Elon Musk s'est adressé hier à une session virtuelle du G20, exposant ses prédictions sur l'IA, les robots humanoïdes et la réglementation. Selon Musk, d’ici 10 ans, 1 milliard de robots humanoïdes dépasseront l’humanité entière.
Elon Musk s’est adressé hier à une session virtuelle du G20, exposant ses prédictions sur l’IA, les robots humanoïdes et la réglementation. Selon Musk, d’ici 10 ans, 1 milliard de robots humanoïdes dépasseront l’humanité entière.
CNBC rapporte que Musk a abordé quatre sujets : les contraintes de pouvoir sur l’IA, le potentiel économique de la technologie, la robotique humanoïde et la manière dont les gouvernements devraient réglementer les technologies émergentes.
C’est dans la robotique que Musk est devenu plus précis sur la mécanique. Il a décrit l’utilité des robots humanoïdes comme le produit de trois facteurs : le logiciel d’IA, la puce d’IA embarquée et la dextérité électromécanique, en particulier dans les mains. Tous trois s’améliorent de façon exponentielle, a-t-il déclaré. Une fois que les robots commencent à fabriquer d’autres robots, la croissance devient récursive : lente d’abord, puis explosive. Il a qualifié ses propres prévisions sur dix ans de prudentes, projetant plus d’un milliard de robots humanoïdes, chacun environ cinq fois plus productif qu’une personne. Ensemble, cette flotte surpasserait toute l’humanité. C’est dans cette couche physique, et non dans l’économie numérique, qu’il s’attend, selon lui, que la production économique globale soit multipliée par dix, voire plus.
Concernant l’énergie, Musk a cité une estimation consensuelle selon laquelle les puces IA connaîtront un déficit d’au moins 15 gigawatts d’ici 2027. La production de puces IA augmente d’environ 40 à 50 pour cent par an, a-t-il déclaré, tandis que la production d’électricité en dehors de la Chine ne croît que d’environ 10 à 20 pour cent par an. Selon lui, c’est cet écart qui limite en réalité la croissance de l’industrie, et non l’offre de puces elle-même. Musk a déclaré que Google, Anthropic et d’autres sociétés louaient désormais de la capacité informatique à SpaceX, qui a construit ses propres centrales électriques pour mettre rapidement cette capacité en ligne. La Chine dispose d’une électricité abondante, a-t-il noté, mais elle ne peut pas importer les dernières puces en raison des interdictions d’exportation de GPU. Son conseil aux autres pays : développer la production d’électricité, héberger des centres de données d’IA, puis les taxer ou facturer des frais pour ce privilège.

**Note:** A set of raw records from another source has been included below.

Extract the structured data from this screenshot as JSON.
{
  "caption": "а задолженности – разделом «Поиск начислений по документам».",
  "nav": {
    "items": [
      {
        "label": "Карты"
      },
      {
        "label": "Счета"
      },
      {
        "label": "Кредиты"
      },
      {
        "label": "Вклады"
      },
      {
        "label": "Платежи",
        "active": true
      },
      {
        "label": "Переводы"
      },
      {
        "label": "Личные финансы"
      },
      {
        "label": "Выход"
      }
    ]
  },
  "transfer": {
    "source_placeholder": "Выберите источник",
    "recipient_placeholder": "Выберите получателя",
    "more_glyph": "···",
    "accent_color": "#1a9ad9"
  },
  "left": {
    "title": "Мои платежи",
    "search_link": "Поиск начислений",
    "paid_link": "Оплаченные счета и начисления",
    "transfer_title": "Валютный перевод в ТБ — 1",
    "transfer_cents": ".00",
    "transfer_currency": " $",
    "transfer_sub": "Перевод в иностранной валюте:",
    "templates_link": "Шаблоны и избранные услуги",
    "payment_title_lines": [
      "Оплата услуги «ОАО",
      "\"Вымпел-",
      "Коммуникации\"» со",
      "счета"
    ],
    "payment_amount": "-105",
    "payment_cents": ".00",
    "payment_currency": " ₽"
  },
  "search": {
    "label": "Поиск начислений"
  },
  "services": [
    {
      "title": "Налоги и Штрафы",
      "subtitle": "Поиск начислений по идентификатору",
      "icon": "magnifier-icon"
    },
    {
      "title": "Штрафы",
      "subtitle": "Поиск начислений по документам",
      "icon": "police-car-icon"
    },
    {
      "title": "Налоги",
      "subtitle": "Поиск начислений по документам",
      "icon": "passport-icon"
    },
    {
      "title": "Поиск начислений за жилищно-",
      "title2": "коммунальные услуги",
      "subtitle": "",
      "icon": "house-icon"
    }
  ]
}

Musk a également évoqué les avantages économiques : une augmentation de 20 à 30 % de l’économie mondiale grâce à la seule IA numérique, soit environ 20 à 30 000 milliards de dollars par an. D’ici la fin de l’année prochaine, a-t-il déclaré, l’IA devrait gérer toute tâche numérique qui ne nécessite pas de façonner physiquement les atomes à la main. Concernant les logiciels en particulier, il a prédit que l’IA atteindrait le « niveau Stockfish » d’ici 12 à 18 mois environ, invoquant le moteur d’échecs comme référence et mentionnant dans le même souffle Magnus Carlsen, quintuple champion du monde d’échecs. Cette même fenêtre, a-t-il déclaré, s’applique plus largement à l’intelligence artificielle devenant extrêmement performante dans les domaines de l’ingénierie et d’autres travaux numériques. Il a également désigné X, la plate-forme qu’il possède, comme le lieu où, selon lui, se déroulent presque tous les discours sérieux sur l’IA.
En matière de réglementation, la position de Musk était que les nouvelles technologies devraient être traitées comme légales par défaut plutôt qu’illégales par défaut. Il a cité l’Union européenne comme exemple de réglementation lourde qui ralentit les progrès sans les arrêter. Utilisant une image de jeunes arbres contre de grands arbres dans une forêt, il a comparé les startups aux jeunes arbres et les entreprises existantes aux arbres établis, arguant que la plupart des gouvernements soutiennent excessivement les arbres tout en affamant les jeunes arbres. Les grandes entreprises ont accès à des dirigeants politiques, ce que les startups n’ont généralement pas, a-t-il déclaré, et il pense que la politique devrait être délibérément orientée vers les jeunes entreprises pour corriger ce déséquilibre.
Breitbart News a déjà fait état de la suggestion de Musk selon laquelle les Américains encaisseraient leur épargne-retraite parce que l’IA leur fournirait tout ce dont ils ont besoin :
[…] La suite de l’article est à lire sur Breitbart via le lien ci-dessous.
Traduit automatiquement de l’anglais. Le texte original fait foi.